A balanced market has qualified buyers, reliable mortgage practices, and sufficient inventory. These elements may come together in 2014. New, and reasonable financing regulations are finally in place and interest rates are expected to remain under 5%. Some of the "missing" inventory resides with "move-up buyers": property owners selling a house to buy another. Right now, these sellers should be able to get top dollar for their current property, while the more reliable lending practices and consistent interest rates make them more competitive as buyers. This cycle actually increases inventory and could ease the pressure on prices.
It is impossible to predict if the influx of cash heavy buyers will continue, and to what extent prices will rise. Such trend lines always flatten out; we just don't know when. A lot of "ifs", but the 2014 real estate market looks like it may provide more flexibility and opportunities for buyers and sellers.
Potential Regulation for Commuter Shuttles on the Horizon
San Francisco home buyers are struck with a plethora of amenities most Realtors outside of the Bay Area wouldn't think to mention: WalkScores, LEED Ratings, and all manner of gadgets to play our music, cook our food, and keep our homes set to just the right temperature. This is a city where tech meets activism, and the fruits of that convergence have made homelife more easy, efficient and friendly to the environment.
But there is one innovation where tech and activism have recently clashed; and it is also rapidly becoming a highly marketable amenity for home sellers in many San Francisco neighborhoods: Commuter shuttles, a.k.a. "the Google bus."
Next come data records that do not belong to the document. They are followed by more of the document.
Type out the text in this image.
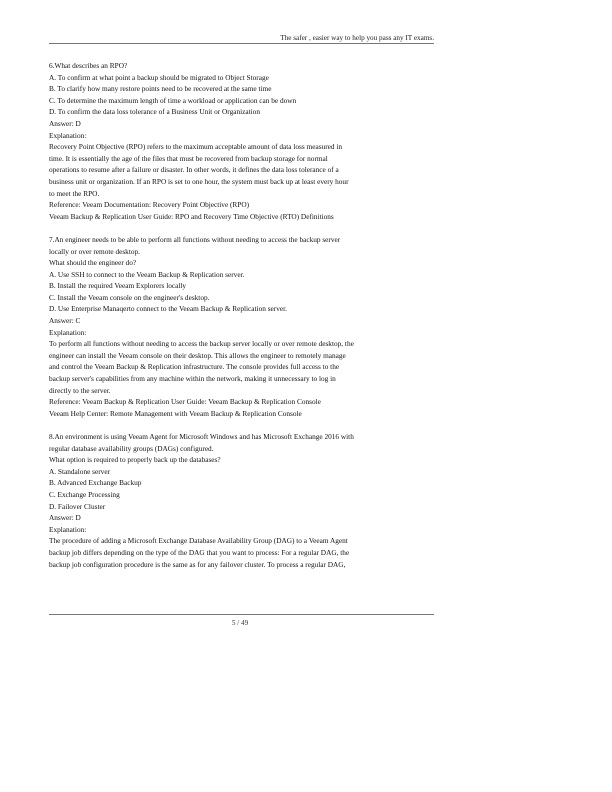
The safer , easier way to help you pass any IT exams.
6.What describes an RPO?
A. To confirm at what point a backup should be migrated to Object Storage
B. To clarify how many restore points need to be recovered at the same time
C. To determine the maximum length of time a workload or application can be down
D. To confirm the data loss tolerance of a Business Unit or Organization
Answer: D
Explanation:
Recovery Point Objective (RPO) refers to the maximum acceptable amount of data loss measured in
time. It is essentially the age of the files that must be recovered from backup storage for normal
operations to resume after a failure or disaster. In other words, it defines the data loss tolerance of a
business unit or organization. If an RPO is set to one hour, the system must back up at least every hour
to meet the RPO.
Reference: Veeam Documentation: Recovery Point Objective (RPO)
Veeam Backup & Replication User Guide: RPO and Recovery Time Objective (RTO) Definitions
7.An engineer needs to be able to perform all functions without needing to access the backup server
locally or over remote desktop.
What should the engineer do?
A. Use SSH to connect to the Veeam Backup & Replication server.
B. Install the required Veeam Explorers locally
C. Install the Veeam console on the engineer's desktop.
D. Use Enterprise Manaqerto connect to the Veeam Backup & Replication server.
Answer: C
Explanation:
To perform all functions without needing to access the backup server locally or over remote desktop, the
engineer can install the Veeam console on their desktop. This allows the engineer to remotely manage
and control the Veeam Backup & Replication infrastructure. The console provides full access to the
backup server's capabilities from any machine within the network, making it unnecessary to log in
directly to the server.
Reference: Veeam Backup & Replication User Guide: Veeam Backup & Replication Console
Veeam Help Center: Remote Management with Veeam Backup & Replication Console
8.An environment is using Veeam Agent for Microsoft Windows and has Microsoft Exchange 2016 with
regular database availability groups (DAGs) configured.
What option is required to properly back up the databases?
A. Standalone server
B. Advanced Exchange Backup
C. Exchange Processing
D. Failover Cluster
Answer: D
Explanation:
The procedure of adding a Microsoft Exchange Database Availability Group (DAG) to a Veeam Agent
backup job differs depending on the type of the DAG that you want to process: For a regular DAG, the
backup job configuration procedure is the same as for any failover cluster. To process a regular DAG,
5 / 49
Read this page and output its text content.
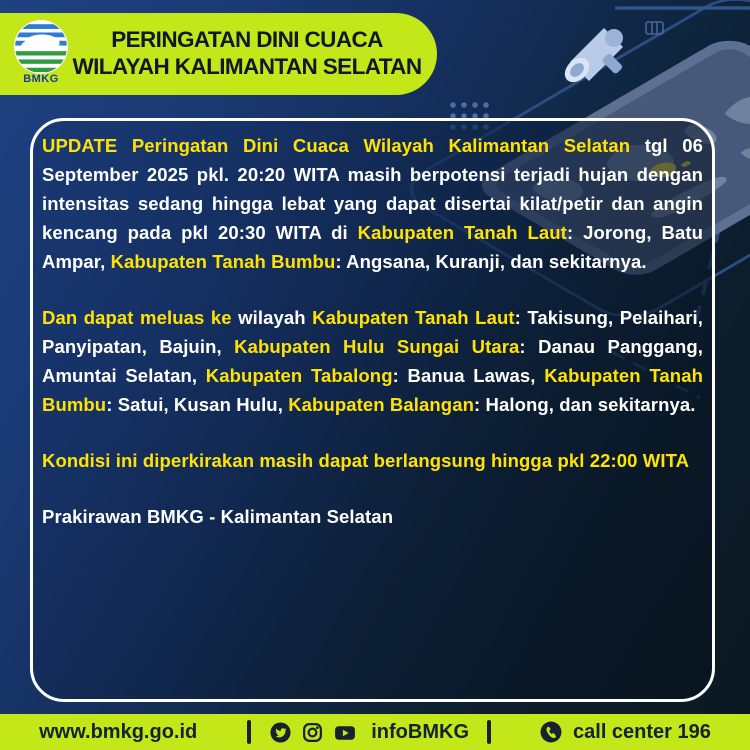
BMKG
PERINGATAN DINI CUACA
WILAYAH KALIMANTAN SELATAN

UPDATE Peringatan Dini Cuaca Wilayah Kalimantan Selatan tgl 06 September 2025 pkl. 20:20 WITA masih berpotensi terjadi hujan dengan intensitas sedang hingga lebat yang dapat disertai kilat/petir dan angin kencang pada pkl 20:30 WITA di Kabupaten Tanah Laut: Jorong, Batu Ampar, Kabupaten Tanah Bumbu: Angsana, Kuranji, dan sekitarnya.

Dan dapat meluas ke wilayah Kabupaten Tanah Laut: Takisung, Pelaihari, Panyipatan, Bajuin, Kabupaten Hulu Sungai Utara: Danau Panggang, Amuntai Selatan, Kabupaten Tabalong: Banua Lawas, Kabupaten Tanah Bumbu: Satui, Kusan Hulu, Kabupaten Balangan: Halong, dan sekitarnya.

Kondisi ini diperkirakan masih dapat berlangsung hingga pkl 22:00 WITA

Prakirawan BMKG - Kalimantan Selatan

www.bmkg.go.id	infoBMKG	call center 196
Fortunately, Mayor Ed Lee and several members of the board of supes saw this conflict coming a year ago. Along with the heads of several high-profile firms, they recently announced a pilot program that will allow commuter shuttles to operate with less disruption to our existing public transit -- a top priority for those who oppose the private shuttles. It's estimated that 35,000 people board the shuttles daily, putting an impressive dent in the Bay Area's legendary traffic and eliminating 761,000 metric tons of carbon every year from the region's roads and air. We'll see if this proposal gets the approval of the SFMTA Board later this month.